DEL MAR — In an effort to make Del Mar more business friendly, council members approved at the May 18 meeting changes to the rules that govern signs in the commercial district.
The request came last year from the Business Support Advisory Committee, which reviewed how cities such as Encinitas and Solana Beach regulate signage, as well as what has and hasn’t worked historically in Del Mar.
The amendments provide a new method for calculating sign size, allow and regulate blade and A-frame signs and clarify language in the existing code to make the process less confusing.
The current calculation method is based on the overall square footage of the business. Properties with 1,000 square feet or less are allowed a 10-square-foot sign. Businesses between 1,001 and 3,000 square feet can have a 15-square-foot sign. Those with more than 3,000 square feet get 20 square feet of signage.
The added method is based on linear feet of street frontage and is capped depending on the zone in which the business is located.
A 1-to-1 ratio would be used so for every linear foot of frontage a business would be allowed 1 square foot of signage.
A sign could be no bigger than 40 square feet everywhere except in the north and visitor commercial zones, where the maximum will be 60 square feet because traffic is moving faster in those two areas and there aren’t as many pedestrians.
For example, Jimmy O’s is smaller than 3,000 square feet and is currently allowed 15 square feet of signage. Under the amended code the restaurant would be allowed a 32-square-foot sign.
“As the Business Support Advisory Committee noted, this makes it much more in proportion to its presence along the street,” Planning Director Kathy Garcia said.
Business owners can choose which method to use as some properties don’t have street frontage.
The changes will also allow an additional 6 square feet of signage for blade signs, which hang perpendicular from a building higher than the pedestrian area.
Blade signs are currently allowed but they count as part of total allowable sign area. Small businesses likely wouldn’t use them because building signs are a priority, Garcia said.
Blade signs would not count toward the overall sign area and would be limited to one per establishment.

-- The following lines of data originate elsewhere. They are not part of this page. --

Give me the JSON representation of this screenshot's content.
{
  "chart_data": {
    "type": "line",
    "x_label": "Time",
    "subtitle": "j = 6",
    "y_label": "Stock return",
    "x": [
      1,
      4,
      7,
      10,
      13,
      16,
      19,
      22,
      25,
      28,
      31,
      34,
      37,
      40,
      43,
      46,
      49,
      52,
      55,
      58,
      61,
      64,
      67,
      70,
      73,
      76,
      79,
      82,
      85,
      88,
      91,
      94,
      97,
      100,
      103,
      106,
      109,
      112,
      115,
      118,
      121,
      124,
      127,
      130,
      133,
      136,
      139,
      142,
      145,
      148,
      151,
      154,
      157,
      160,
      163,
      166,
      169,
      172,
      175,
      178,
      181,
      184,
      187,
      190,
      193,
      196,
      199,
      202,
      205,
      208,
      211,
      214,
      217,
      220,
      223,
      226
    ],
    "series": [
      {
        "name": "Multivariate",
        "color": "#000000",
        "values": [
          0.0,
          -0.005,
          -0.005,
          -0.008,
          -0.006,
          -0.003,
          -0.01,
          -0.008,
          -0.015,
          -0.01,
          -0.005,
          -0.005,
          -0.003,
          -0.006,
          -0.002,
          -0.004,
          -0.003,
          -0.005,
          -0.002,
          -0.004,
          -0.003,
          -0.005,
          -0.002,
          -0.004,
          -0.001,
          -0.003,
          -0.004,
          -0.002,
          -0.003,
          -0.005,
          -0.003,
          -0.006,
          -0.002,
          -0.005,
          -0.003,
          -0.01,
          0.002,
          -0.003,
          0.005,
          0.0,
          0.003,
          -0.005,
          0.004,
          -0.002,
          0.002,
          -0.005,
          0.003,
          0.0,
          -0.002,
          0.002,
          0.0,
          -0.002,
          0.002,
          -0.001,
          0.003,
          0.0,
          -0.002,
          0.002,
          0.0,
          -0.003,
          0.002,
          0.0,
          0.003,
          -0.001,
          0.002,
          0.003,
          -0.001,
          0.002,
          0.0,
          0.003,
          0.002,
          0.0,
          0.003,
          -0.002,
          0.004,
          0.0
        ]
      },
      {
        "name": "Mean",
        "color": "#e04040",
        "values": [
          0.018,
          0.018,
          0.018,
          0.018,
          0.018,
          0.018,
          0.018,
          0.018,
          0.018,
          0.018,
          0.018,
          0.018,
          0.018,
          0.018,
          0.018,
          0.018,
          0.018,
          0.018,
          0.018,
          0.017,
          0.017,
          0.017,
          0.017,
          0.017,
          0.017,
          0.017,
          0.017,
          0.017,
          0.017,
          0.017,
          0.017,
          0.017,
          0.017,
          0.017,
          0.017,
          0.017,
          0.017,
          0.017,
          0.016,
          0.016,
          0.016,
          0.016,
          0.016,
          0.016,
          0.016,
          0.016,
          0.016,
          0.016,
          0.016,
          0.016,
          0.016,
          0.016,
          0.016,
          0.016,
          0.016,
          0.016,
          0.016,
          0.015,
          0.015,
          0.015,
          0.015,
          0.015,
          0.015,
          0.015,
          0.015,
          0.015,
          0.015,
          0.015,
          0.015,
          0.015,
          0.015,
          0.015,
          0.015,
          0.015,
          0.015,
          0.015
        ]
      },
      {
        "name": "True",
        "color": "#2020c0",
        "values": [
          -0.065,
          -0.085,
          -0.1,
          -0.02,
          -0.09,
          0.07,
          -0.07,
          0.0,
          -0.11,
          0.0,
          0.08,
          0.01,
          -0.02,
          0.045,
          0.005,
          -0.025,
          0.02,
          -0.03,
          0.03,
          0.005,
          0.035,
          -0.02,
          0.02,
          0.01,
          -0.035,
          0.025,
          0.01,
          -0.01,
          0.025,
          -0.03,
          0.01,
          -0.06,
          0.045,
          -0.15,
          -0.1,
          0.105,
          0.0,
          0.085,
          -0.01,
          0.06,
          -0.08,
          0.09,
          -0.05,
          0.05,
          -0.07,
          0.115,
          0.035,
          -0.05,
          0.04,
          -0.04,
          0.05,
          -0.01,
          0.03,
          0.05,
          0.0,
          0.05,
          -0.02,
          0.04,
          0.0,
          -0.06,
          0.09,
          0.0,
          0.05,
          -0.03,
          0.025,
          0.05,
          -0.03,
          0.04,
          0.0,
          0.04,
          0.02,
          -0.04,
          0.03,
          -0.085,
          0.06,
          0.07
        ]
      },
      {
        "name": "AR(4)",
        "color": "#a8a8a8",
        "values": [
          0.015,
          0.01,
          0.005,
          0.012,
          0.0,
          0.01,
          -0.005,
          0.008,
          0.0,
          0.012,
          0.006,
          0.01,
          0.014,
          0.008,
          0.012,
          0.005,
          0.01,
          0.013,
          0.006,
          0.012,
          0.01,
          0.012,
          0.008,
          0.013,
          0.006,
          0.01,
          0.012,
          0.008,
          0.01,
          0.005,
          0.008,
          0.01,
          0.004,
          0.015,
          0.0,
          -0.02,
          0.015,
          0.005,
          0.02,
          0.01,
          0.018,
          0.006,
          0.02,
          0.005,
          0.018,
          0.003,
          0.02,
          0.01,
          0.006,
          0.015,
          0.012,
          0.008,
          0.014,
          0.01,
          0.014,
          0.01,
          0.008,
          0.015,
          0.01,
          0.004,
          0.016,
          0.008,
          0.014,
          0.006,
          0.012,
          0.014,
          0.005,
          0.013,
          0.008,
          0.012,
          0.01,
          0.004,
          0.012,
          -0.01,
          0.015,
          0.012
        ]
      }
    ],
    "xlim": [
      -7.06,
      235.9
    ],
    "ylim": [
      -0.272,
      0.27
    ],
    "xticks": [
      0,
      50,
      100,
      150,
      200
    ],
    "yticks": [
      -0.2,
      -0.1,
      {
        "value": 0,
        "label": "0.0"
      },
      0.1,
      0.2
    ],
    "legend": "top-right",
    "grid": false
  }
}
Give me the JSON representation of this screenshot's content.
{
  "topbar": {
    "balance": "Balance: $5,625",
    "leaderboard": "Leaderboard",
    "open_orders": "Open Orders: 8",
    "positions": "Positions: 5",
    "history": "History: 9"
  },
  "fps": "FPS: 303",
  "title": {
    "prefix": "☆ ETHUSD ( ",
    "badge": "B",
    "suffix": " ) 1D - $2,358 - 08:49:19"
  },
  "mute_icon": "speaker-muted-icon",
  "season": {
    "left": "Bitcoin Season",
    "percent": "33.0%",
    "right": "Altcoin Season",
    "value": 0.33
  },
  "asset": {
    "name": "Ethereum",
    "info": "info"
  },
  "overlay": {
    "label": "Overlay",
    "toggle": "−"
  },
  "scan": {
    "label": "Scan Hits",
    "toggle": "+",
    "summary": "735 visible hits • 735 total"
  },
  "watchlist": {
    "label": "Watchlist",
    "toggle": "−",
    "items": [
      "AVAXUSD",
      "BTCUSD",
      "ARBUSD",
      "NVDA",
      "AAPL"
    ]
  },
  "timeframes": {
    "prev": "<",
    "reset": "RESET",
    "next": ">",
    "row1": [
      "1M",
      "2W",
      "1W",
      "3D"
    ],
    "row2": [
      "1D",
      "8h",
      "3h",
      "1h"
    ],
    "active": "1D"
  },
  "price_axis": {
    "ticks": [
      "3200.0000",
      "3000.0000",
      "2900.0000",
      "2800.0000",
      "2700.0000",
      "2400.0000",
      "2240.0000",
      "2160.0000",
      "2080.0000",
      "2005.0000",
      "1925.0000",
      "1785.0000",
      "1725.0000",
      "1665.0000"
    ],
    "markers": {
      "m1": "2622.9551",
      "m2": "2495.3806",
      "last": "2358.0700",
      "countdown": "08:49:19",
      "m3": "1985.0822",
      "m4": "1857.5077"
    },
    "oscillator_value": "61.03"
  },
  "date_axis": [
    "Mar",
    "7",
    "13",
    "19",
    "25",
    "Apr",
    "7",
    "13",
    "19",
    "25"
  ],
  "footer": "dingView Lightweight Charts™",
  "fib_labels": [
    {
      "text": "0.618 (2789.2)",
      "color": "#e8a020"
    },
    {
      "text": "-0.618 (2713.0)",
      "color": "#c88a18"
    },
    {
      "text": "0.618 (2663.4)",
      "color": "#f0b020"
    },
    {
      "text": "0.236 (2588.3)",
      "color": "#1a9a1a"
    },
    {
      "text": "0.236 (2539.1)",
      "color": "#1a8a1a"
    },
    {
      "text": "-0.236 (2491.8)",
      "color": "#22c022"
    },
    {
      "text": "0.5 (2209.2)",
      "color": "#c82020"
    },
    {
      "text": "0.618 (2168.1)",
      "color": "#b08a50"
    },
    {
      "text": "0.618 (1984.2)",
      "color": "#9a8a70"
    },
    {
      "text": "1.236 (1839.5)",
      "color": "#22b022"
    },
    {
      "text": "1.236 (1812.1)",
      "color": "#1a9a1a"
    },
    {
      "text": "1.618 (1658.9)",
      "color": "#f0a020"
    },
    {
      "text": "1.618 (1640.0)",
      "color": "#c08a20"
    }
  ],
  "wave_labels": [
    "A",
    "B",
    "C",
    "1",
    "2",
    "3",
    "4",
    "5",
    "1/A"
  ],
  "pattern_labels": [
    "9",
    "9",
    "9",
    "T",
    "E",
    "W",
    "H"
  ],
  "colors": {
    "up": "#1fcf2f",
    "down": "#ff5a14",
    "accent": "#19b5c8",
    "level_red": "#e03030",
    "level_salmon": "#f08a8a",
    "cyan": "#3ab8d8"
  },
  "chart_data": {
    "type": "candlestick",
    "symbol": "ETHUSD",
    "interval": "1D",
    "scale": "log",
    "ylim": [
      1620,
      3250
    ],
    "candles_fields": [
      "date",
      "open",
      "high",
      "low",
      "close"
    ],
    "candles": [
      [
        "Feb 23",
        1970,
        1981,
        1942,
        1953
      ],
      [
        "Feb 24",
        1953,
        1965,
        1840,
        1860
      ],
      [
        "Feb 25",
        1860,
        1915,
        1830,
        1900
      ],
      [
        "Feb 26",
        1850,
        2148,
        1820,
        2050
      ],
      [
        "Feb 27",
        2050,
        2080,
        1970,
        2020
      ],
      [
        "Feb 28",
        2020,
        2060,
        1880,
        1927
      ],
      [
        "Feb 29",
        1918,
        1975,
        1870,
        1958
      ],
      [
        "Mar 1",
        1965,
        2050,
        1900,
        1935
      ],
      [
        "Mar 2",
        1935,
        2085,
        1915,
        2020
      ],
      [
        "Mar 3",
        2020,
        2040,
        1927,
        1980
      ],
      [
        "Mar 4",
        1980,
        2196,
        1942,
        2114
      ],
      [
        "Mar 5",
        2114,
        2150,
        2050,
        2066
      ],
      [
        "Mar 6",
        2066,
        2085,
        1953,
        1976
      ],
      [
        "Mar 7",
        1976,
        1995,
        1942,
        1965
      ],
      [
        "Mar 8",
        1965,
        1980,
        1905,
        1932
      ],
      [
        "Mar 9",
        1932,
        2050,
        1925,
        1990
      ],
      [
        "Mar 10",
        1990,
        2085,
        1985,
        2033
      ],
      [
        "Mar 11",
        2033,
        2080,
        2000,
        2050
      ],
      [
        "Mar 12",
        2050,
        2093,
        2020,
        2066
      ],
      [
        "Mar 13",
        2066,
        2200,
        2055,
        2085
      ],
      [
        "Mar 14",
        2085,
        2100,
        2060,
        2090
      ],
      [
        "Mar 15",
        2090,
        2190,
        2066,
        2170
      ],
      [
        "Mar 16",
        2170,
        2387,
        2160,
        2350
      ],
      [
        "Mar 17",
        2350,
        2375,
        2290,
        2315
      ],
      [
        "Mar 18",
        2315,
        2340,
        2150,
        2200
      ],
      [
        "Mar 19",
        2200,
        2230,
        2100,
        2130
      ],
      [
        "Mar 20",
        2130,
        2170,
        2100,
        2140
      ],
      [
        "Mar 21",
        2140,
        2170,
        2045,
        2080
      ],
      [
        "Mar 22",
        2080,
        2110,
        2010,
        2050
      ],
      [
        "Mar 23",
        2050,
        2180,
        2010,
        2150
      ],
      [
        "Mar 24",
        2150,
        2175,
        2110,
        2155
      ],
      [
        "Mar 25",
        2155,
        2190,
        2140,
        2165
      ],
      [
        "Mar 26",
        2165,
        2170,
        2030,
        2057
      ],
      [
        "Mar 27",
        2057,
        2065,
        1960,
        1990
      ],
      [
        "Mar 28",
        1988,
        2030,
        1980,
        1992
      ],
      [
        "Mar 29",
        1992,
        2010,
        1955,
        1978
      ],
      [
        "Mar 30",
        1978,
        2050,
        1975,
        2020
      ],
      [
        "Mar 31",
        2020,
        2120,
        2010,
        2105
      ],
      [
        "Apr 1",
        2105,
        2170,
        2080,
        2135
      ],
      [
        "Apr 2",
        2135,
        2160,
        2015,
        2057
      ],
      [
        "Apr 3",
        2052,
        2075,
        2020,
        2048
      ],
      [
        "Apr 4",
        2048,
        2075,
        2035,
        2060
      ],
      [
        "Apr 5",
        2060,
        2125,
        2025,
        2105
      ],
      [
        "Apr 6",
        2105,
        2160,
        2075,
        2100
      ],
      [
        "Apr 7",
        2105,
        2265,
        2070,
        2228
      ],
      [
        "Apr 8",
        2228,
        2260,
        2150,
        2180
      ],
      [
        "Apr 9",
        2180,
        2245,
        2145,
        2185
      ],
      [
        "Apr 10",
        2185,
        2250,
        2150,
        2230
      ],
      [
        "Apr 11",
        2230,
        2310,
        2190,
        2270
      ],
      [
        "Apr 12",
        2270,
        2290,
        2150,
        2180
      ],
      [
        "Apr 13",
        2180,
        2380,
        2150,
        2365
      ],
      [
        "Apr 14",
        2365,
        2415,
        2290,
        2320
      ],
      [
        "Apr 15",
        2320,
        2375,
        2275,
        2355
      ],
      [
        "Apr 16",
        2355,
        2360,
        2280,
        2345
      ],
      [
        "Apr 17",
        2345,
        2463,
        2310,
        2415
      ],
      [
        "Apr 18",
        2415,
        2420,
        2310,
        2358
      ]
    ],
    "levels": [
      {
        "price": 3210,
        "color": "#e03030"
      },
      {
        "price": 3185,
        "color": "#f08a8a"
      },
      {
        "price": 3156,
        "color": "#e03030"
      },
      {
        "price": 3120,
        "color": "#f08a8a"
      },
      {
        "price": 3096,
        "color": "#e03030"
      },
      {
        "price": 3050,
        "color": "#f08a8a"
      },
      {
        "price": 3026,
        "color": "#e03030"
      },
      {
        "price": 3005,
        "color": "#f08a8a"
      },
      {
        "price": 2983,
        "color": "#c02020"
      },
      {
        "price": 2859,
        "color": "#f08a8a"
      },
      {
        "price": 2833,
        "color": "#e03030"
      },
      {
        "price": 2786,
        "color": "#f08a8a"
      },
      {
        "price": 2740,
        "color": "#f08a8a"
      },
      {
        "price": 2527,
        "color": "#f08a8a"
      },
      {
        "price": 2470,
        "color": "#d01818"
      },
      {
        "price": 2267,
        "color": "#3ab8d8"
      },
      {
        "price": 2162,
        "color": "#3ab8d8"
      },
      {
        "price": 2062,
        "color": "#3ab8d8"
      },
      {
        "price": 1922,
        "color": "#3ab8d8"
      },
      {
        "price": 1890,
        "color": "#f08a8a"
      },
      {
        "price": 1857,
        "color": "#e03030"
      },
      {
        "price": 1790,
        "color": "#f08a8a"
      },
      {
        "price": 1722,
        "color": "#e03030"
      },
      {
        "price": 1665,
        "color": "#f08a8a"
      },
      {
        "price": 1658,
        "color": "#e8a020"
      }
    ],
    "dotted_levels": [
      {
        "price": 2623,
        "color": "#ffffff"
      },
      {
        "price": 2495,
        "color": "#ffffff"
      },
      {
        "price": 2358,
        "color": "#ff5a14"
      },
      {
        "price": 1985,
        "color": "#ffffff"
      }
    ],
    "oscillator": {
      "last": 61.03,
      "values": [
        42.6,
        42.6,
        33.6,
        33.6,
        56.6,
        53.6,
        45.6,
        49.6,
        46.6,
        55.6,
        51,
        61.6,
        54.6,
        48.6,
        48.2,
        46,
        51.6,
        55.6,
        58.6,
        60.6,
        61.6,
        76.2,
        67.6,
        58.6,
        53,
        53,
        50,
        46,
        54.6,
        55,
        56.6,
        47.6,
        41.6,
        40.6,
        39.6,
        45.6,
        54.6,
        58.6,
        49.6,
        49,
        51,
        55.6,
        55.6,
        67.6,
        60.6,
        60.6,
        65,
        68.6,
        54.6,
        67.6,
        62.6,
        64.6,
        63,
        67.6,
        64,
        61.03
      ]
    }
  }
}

A-frame or chalkboard signs are currently not permitted, but advisory committee members said they can improve business if regulated property.
Under the new rules they can be no bigger than 36 inches wide and 42 inches tall and can be displayed only when the business is open. They must be placed on private property and not in the public right of way. They also can’t block access to parking.
The signs will be limited to changeable messages such as menus, sales and special events and cannot include lights, flags, balloons, handouts, animation or other attachments. They must also be anchored for stability.
KC Vafiadis, a business owner and Business Support Advisory Committee member, said the group was formed to give Del Mar businesses a voice at City Hall.
She said many owners don’t speak during meetings because if the topic is controversial they’re afraid of alienating customers.
“So it’s very difficult for the business people to stand up and speak,” she said, noting that signage came up during a committee conversation because owners noticed a lot of temporary signs that look cluttered and tacky.
“We realized that it needed to look better than it did,” Vafiadis said, adding that enforcement had been lacking since the recession.
But we realized that before you tell a business owner to eliminate a tacky sign you need to find a way to support their business, she added.
Vafiadis said the cost of signs is expensive so unless a new one will have a significant impact, many smaller businesses likely will not make changes.
But, she said, the business community is hoping the new rules will encourage people to replace signs that are not well maintained.
Del Mar Rendezvous’ Daniel Schreiber, also a committee member, reiterated the need to decrease some of the signs in the city.
He said the “clutter of excessive temporary signage” and poorly maintained signs actually defeat their purpose.
“They’re not really helping the businesses,” he said. “They’re just trash. And they’re just pulling away from the signs that really do help the businesses because at some point it’s like you get slammed by so many signs you’re not even paying attention anymore.
“Clusters of signs and temporary signs can be unattractive, especially if they are faded and hard to read,” Schreiber said, adding that city signs can also add to the clutter.
He said the process should be made easier and fees should be in line with what other cities are doing “so it doesn’t feel like there’s a premium for doing business in Del Mar.”
Not everyone supports the new rules.
“I am a bit concerned that this hasn’t been vetted in the community very well,” resident Bill Michalsky said. “Not that I’m not concerned about business people, because I am. But I don’t believe that many residents have a clue what’s going on here.
“I believe the business owners … should be allowed to show what their business is and what they’re doing but to what extent and what’s the invasion on the residents,” he added.
Councilman Dwight Worden said he understood those concerns. “But this has been rolling around for quite a while,” he added. “I’m very comfortable to go ahead with it.”
Councilman Terry Sinnott received support from his colleagues when he suggested a “sign honeymoon” during which fees to change signs would be reduced or waived.
Following the grace period, enforcement would begin in “a more vigorous and energetic way.”
“I think if it’s dribs and drabs it’s going to take forever,” he said.
Council members also agreed with a recommendation from Councilwoman Sherryl Parks to put the city on a “weight reduction plan” for its signs.
There is overkill because of aggressive traffic enforcement but we can have a reduction of government graffiti, City Manager Scott Huth said.